Question

Check whether the relation r in the set r of real numbers, defined by r = {(a, b) : 1 + ab > 0}, is reflexive, symmetric or transitive.

Answer 1

reflexive : A relation is said to be reflexive if (x, x)  ϵ  R, where x is from domain. 

relation = {(a, b) , 1 + ab > 0 where a , b ϵ R }
for any a ϵ R , a² ≥ 0
so, 1 + a² ≥ 1
or , 1 + a² > 0
⇒ 1 + a.a > 0
⇒(a , a) ϵ R
therefore, Relation is reflexive


symmetirc : A relation is said to be symmetric if (y, x)  ϵ R whenever (x, y) ϵ R.

Relation = {(a, b) , 1 + ab > 0 where a , b ϵ R }
Let (a, b) ϵ R where a, b ϵ R
so, 1 + ab > 0
⇒ 1 + ba > 0
⇒(b, a) ϵ R
therefore, Relation is symmetric .

transitive : A relation is said to be transitive if (x, z)  ϵ  R whenever (x, y) ϵ R and (y, z) ϵ R.

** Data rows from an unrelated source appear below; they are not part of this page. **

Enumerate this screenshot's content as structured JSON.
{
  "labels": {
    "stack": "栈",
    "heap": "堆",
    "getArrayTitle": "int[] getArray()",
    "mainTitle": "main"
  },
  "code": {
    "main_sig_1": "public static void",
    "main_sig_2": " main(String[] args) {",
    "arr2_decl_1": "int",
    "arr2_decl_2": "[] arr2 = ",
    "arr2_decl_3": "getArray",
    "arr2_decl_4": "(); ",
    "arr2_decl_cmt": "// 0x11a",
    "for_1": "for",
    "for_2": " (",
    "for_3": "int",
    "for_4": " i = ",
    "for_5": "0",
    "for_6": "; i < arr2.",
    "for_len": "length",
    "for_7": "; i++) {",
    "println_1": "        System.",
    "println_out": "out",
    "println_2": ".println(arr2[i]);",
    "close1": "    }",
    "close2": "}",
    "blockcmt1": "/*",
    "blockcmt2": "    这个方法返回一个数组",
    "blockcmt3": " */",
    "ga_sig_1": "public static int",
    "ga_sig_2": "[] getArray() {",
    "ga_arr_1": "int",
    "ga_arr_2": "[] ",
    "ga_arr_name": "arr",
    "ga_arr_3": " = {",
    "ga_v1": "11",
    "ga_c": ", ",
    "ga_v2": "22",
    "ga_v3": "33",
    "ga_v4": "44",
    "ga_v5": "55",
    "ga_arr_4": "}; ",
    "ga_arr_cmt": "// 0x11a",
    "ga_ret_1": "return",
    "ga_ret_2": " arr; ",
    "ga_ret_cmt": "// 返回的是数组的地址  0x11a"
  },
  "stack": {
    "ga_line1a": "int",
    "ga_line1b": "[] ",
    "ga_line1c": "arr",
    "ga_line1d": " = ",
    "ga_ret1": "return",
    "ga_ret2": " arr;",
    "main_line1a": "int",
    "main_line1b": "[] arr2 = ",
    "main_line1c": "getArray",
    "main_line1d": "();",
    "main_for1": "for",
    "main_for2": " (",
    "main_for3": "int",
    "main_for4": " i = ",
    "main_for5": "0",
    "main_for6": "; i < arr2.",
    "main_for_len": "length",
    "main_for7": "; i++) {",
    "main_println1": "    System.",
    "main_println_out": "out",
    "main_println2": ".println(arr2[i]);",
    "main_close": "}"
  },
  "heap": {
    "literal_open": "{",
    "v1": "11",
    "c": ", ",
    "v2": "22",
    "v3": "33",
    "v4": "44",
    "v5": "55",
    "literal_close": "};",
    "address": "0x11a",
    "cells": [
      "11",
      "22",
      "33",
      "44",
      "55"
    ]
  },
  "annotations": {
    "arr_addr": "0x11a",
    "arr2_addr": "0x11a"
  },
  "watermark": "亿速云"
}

Relation = {(a, b) , 1 + ab > 0 where a , b ϵ R }
Let's take (-2, 0) and (0, 1) such that, 1 + -2 × 0 > 0 and 1 + 0 × 1 > 0
so, (-2, 0) and (0, 1) belongs to R.
but (-2, 1) doesn't belong to R because 1 + -2 × 1 < 0
this doesn't follow transitive.
hence, Relation is not transitive.

Answer 2

This is the answer.

Last line is not transitive